All this and more might be attempted by a global community of nations that is being seriously damaged by a capricious US war of choice and refuses to be its helpless victim. Yet the most direct way of stopping Trump remains pressure from Americans themselves. Most deplore his war. Most are enduring steep cost of living rises. They, too, worry where his tyrannical behaviour is leading. Action to stop this constitutionally unauthorised war is under way in Congress. These efforts must be redoubled. And when November’s midterm elections arrive, Trump and his spineless Republican enablers must be punished severely.

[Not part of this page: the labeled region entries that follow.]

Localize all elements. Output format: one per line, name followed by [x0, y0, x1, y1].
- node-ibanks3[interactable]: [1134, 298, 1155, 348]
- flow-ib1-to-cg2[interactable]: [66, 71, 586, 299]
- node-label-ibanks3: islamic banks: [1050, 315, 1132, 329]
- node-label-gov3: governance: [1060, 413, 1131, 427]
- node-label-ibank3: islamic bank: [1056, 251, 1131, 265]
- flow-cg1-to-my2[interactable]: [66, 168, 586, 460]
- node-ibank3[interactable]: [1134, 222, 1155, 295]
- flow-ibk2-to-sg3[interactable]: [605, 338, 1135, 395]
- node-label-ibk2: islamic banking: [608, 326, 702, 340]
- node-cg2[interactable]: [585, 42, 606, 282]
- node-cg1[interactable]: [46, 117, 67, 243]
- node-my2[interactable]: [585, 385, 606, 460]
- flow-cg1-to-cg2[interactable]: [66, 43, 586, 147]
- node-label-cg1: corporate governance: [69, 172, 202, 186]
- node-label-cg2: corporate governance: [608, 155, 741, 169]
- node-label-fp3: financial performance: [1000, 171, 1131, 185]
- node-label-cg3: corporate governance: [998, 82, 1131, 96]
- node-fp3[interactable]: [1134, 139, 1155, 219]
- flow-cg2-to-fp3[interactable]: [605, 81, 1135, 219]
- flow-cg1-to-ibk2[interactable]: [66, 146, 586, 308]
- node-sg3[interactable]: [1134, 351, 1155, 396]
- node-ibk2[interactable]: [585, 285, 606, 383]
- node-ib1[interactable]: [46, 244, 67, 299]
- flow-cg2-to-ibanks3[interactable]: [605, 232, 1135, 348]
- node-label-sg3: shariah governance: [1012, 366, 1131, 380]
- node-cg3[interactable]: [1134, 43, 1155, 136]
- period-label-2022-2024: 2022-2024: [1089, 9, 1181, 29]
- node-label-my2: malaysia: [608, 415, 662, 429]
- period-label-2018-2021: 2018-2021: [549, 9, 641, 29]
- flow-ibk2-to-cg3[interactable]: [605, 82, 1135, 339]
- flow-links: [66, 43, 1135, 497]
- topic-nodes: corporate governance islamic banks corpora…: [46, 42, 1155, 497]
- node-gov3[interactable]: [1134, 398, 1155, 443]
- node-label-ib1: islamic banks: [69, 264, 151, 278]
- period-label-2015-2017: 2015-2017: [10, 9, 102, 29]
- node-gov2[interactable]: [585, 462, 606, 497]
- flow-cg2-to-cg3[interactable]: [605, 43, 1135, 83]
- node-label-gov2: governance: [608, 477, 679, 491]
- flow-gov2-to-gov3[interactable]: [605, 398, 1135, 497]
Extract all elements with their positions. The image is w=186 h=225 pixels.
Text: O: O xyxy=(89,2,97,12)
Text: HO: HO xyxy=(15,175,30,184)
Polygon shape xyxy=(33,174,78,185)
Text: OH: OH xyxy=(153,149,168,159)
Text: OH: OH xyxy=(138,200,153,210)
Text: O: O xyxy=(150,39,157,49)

The disease of Trump and Trumpism, so destructive of the US itself, risks becoming a global pandemic. His Iran war is but a symptom. Cuba may be next to be infected. Trump must be made to understand his deficit-funded, ill-led, school-bombing, over-sized military does not make him boss of the world. A bold, radical and imaginative collective intervention by the US’s friends is urgently required. By all legitimate means, Trump must be stopped.